Crocodiles are home-oriented creatures who return to where they come from and shifting them might make them even more cranky and aggressive, it indicated.
'We often thought crocodiles tired very quickly, but here we show very clearly that they are capable of moving long distances for days on end,' University of Queensland biologist Craig Franklin said.
The researchers attached battery-powered transmitters to the heads of three crocs relocated from Darwin harbour in far-northern Australia and then tracked their movements by satellite.
Rather than settle happily in their new habitat, the three relocated reptiles got homesick and returned to where they were caught.
One swam 400 kilometres in 20 days to get back home. Another swam 130 kilometres and a third 52 kilometres.
Professor Franklin said crocodiles probably used the sun, magnetic fields, sight and smell to find their way back home.
'Crocodiles are more closely related to birds than they are any other reptile, so they are possibly using navigation systems similar to birds,' he said.
He also warned that taking crocodiles away from their own patch might make them more aggressive because they became homesick and anxious to return to the place they knew.
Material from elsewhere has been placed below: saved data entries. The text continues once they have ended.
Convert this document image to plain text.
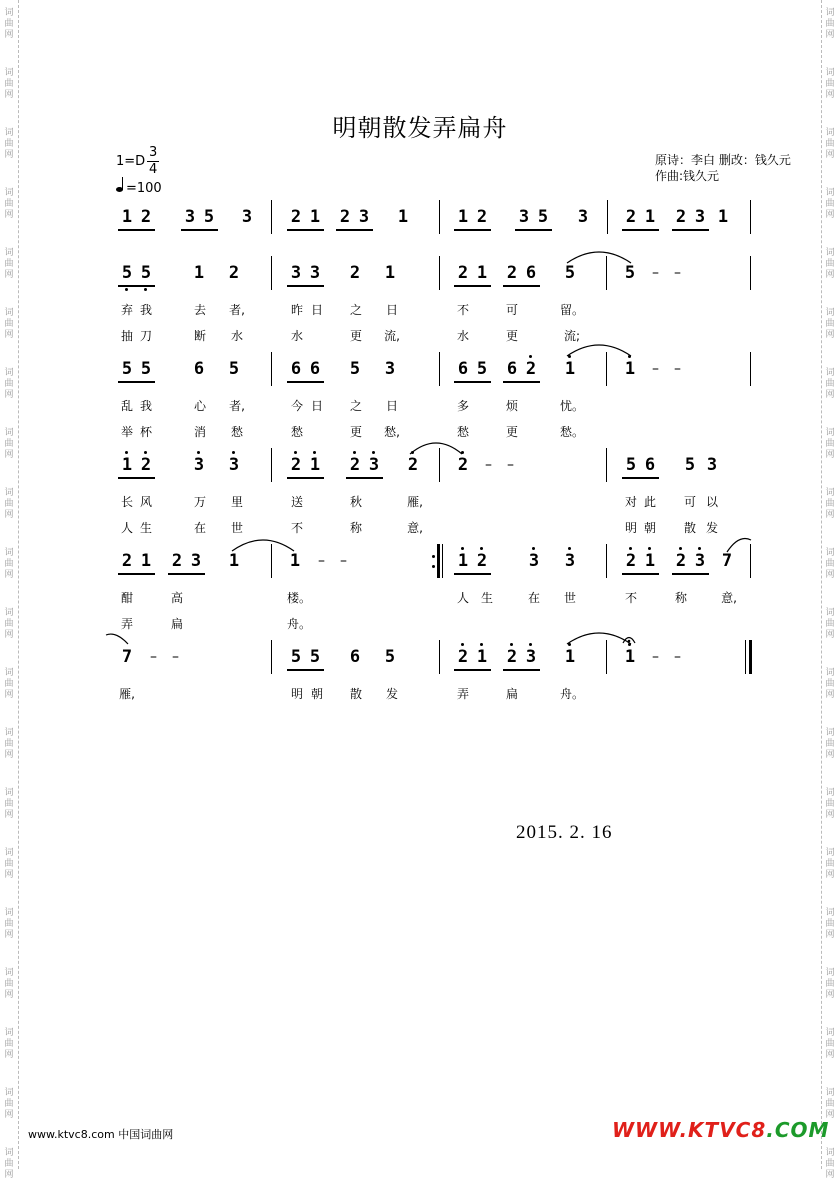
词
曲
网
词
曲
网
词
曲
网
词
曲
网
词
曲
网
词
曲
网
词
曲
网
词
曲
网
词
曲
网
词
曲
网
词
曲
网
词
曲
网
词
曲
网
词
曲
网
词
曲
网
词
曲
网
词
曲
网
词
曲
网
词
曲
网
词
曲
网
词
曲
网
词
曲
网
词
曲
网
词
曲
网
词
曲
网
词
曲
网
词
曲
网
词
曲
网
词
曲
网
词
曲
网
词
曲
网
词
曲
网
词
曲
网
词
曲
网
词
曲
网
词
曲
网
词
曲
网
词
曲
网
词
曲
网
词
曲
网
明朝散发弄扁舟
$1=D \frac{3}{4}$
=100
原诗：李白 删改：钱久元
作曲:钱久元
1 2 3 5 3 2 1 2 3 1	1 2 3 5 3 2 1 2 3 1
5 5	1 2	3 3 2 1	2 1 2 6 5	5 – –
弃 我	去	者,	昨 日	之	日	不	可	留。
抽 刀	断	水	水	更	流,	水	更	流;
5 5	6 5	6 6 5 3	6 5 6 2 1	1 – –
乱 我	心	者,	今 日	之	日	多	烦	忧。
举 杯	消	愁	愁	更	愁,	愁	更	愁。
1 2	3 3	2 1 2 3 2 2 – –	5 6 5 3
长 风	万	里	送	秋	雁,	对 此	可 以
人 生	在	世	不	称	意,	明 朝	散 发
2 1 2 3 1	1 – –	1 2 3 3	2 1 2 3 7
酣	高	楼。	人 生	在	世	不	称	意,
弄	扁	舟。
7 – –	5 5 6 5	2 1 2 3 1	1 – –
雁,	明 朝	散	发	弄	扁	舟。
2015. 2. 16
www.ktvc8.com 中国词曲网	WWW.KTVC8.COM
The late Steve Irwin was involved in the research. The famed Crocodile Hunter of the eponymous television series caught the crocodiles and helped tag them.
Irwin died in September last year when he was pierced in the heart by a stingray barb he was filming on Australia's east coast.
The crocodile relocation policy has been in place since the 1970s when crocodiles became a protected species and hunting them was forbidden.